To run the test case, cd to the segway-pipeline repository cloned in the installation, and run the following:

$ caper run segway.wdl -i tests/functional/json/test_segway_full.json --docker

Input Data

In the scripts directory there is a script to generate lists of input. It takes the ENCODE accession of a reference epigenome as an argument, finds the appropriate files to use as input to the model, and generates an input JSON for the pipeline. It will filter out control experiments and non-continuous datasets like WGBS and identify bigWig files on GRCh38 for each non-control experiment, preferring pooled files if the experiment is replicated. For ChIP-seq and ATAC-seq, bigWigs with the output type fold change over control will be selected.
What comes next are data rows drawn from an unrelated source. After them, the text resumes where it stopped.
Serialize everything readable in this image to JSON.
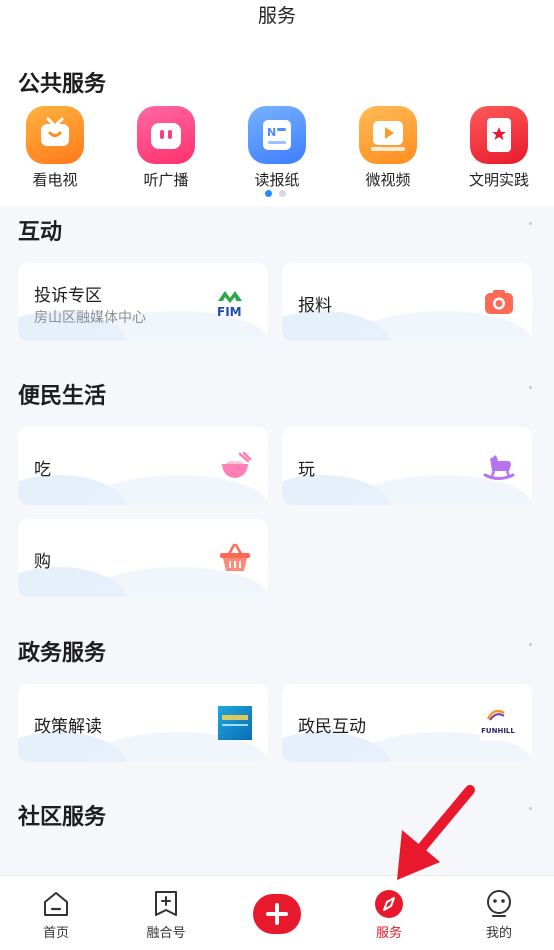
{
  "header": {
    "title": "服务"
  },
  "public_services": {
    "title": "公共服务",
    "items": [
      {
        "label": "看电视",
        "icon": "tv-icon",
        "color": "#ff8a1f"
      },
      {
        "label": "听广播",
        "icon": "radio-icon",
        "color": "#ff3d7f"
      },
      {
        "label": "读报纸",
        "icon": "newspaper-icon",
        "color": "#4d8dff"
      },
      {
        "label": "微视频",
        "icon": "video-icon",
        "color": "#ff9a2e"
      },
      {
        "label": "文明实践",
        "icon": "civilization-icon",
        "color": "#f0303a"
      }
    ],
    "carousel": {
      "active_dot_color": "#1f8fff",
      "inactive_dot_color": "#d3d7de"
    }
  },
  "interaction": {
    "title": "互动",
    "cards": [
      {
        "title": "投诉专区",
        "subtitle": "房山区融媒体中心",
        "icon": "fm-logo-icon"
      },
      {
        "title": "报料",
        "icon": "camera-icon"
      }
    ]
  },
  "life": {
    "title": "便民生活",
    "cards": [
      {
        "title": "吃",
        "icon": "noodle-bowl-icon"
      },
      {
        "title": "玩",
        "icon": "rocking-horse-icon"
      },
      {
        "title": "购",
        "icon": "shopping-basket-icon"
      }
    ]
  },
  "government": {
    "title": "政务服务",
    "cards": [
      {
        "title": "政策解读",
        "icon": "policy-thumbnail-icon"
      },
      {
        "title": "政民互动",
        "icon": "funhill-logo-icon",
        "logo_text": "FUNHILL"
      }
    ]
  },
  "community": {
    "title": "社区服务"
  },
  "tabbar": {
    "items": [
      {
        "label": "首页",
        "icon": "home-icon",
        "active": false
      },
      {
        "label": "融合号",
        "icon": "fusion-icon",
        "active": false
      },
      {
        "label": "",
        "icon": "plus-icon",
        "active": false
      },
      {
        "label": "服务",
        "icon": "compass-icon",
        "active": true
      },
      {
        "label": "我的",
        "icon": "profile-icon",
        "active": false
      }
    ],
    "active_color": "#e8192c"
  }
}
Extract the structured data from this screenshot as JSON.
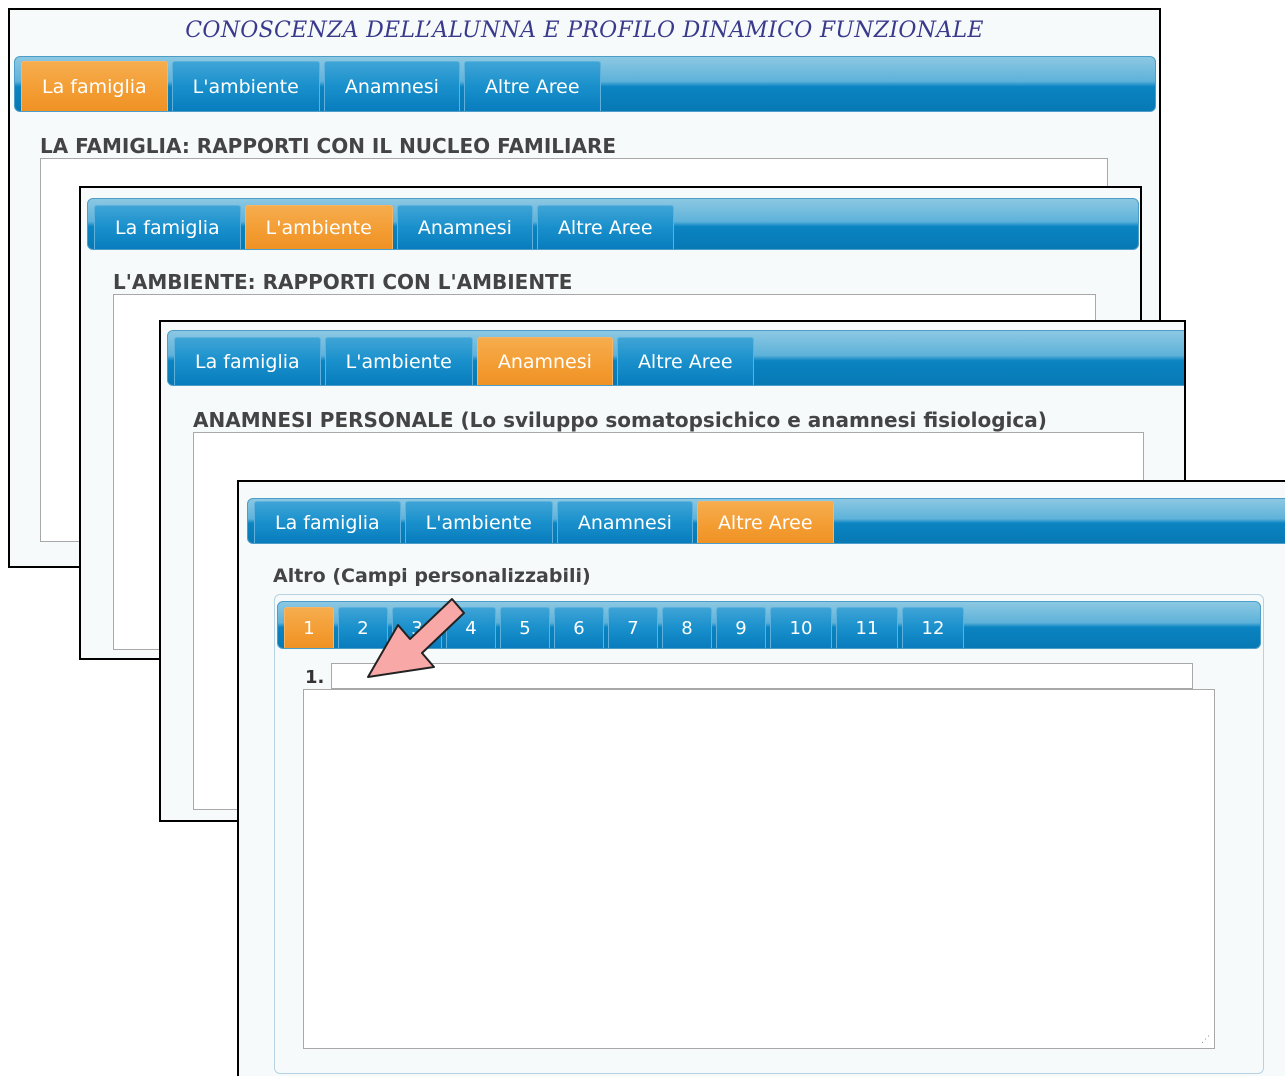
{
  "page": {
    "main_title": "CONOSCENZA DELL’ALUNNA E PROFILO DINAMICO FUNZIONALE"
  },
  "tabs": [
    "La famiglia",
    "L'ambiente",
    "Anamnesi",
    "Altre Aree"
  ],
  "panel1": {
    "active_tab": "La famiglia",
    "section_title": "LA FAMIGLIA: RAPPORTI CON IL NUCLEO FAMILIARE"
  },
  "panel2": {
    "active_tab": "L'ambiente",
    "section_title": "L'AMBIENTE: RAPPORTI CON L'AMBIENTE"
  },
  "panel3": {
    "active_tab": "Anamnesi",
    "section_title": "ANAMNESI PERSONALE (Lo sviluppo somatopsichico e anamnesi fisiologica)"
  },
  "panel4": {
    "active_tab": "Altre Aree",
    "section_title": "Altro (Campi personalizzabili)",
    "number_tabs": [
      "1",
      "2",
      "3",
      "4",
      "5",
      "6",
      "7",
      "8",
      "9",
      "10",
      "11",
      "12"
    ],
    "active_number": "1",
    "field_label": "1.",
    "title_value": "",
    "text_value": ""
  },
  "colors": {
    "tab_active": "#f39c32",
    "tab_inactive": "#1990cc",
    "title_color": "#3a3a8c",
    "arrow_fill": "#f9a8a8"
  },
  "icons": {
    "arrow": "pointer-arrow-icon",
    "resize": "resize-grip-icon"
  }
}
For DNase datasets, the read-depth normalized signal bigWig from the replicate with the greatest number of mapped reads after filtering will be selected.

To install dependencies for the scripts, make sure you have Python >= 3.5 and run pip install -r requirements-scripts.txt

An example usage is given below. The values for --chrom-sizes and --annotation-gtf are IDs for file objects at the portal, e.g. https://www.encodeproject.org/files/GRCh38_EBV.chrom.sizes . The assays to skip specified by --skip-assays should be quoted to avoid being consumed as separate arguments if there are spaces in them. The --chip-targets correspond to an experiment's target.label property, and can be either histone or TF targets. An error will be raised if no matching targets were found for the given reference epigenome.

python scripts/make_input_jsons_from_portal.py --chrom-sizes GRCh38_EBV.chrom.sizes --annotation-gtf gencode.v29.primary_assembly.annotation_UCSC_names  --skip-assays "TF ChIP-seq" --chip-targets H3K4me3 H3K27ac -a ENCSR867OGI

Development

See the developer docs for more details on running tests and developing this pipeline.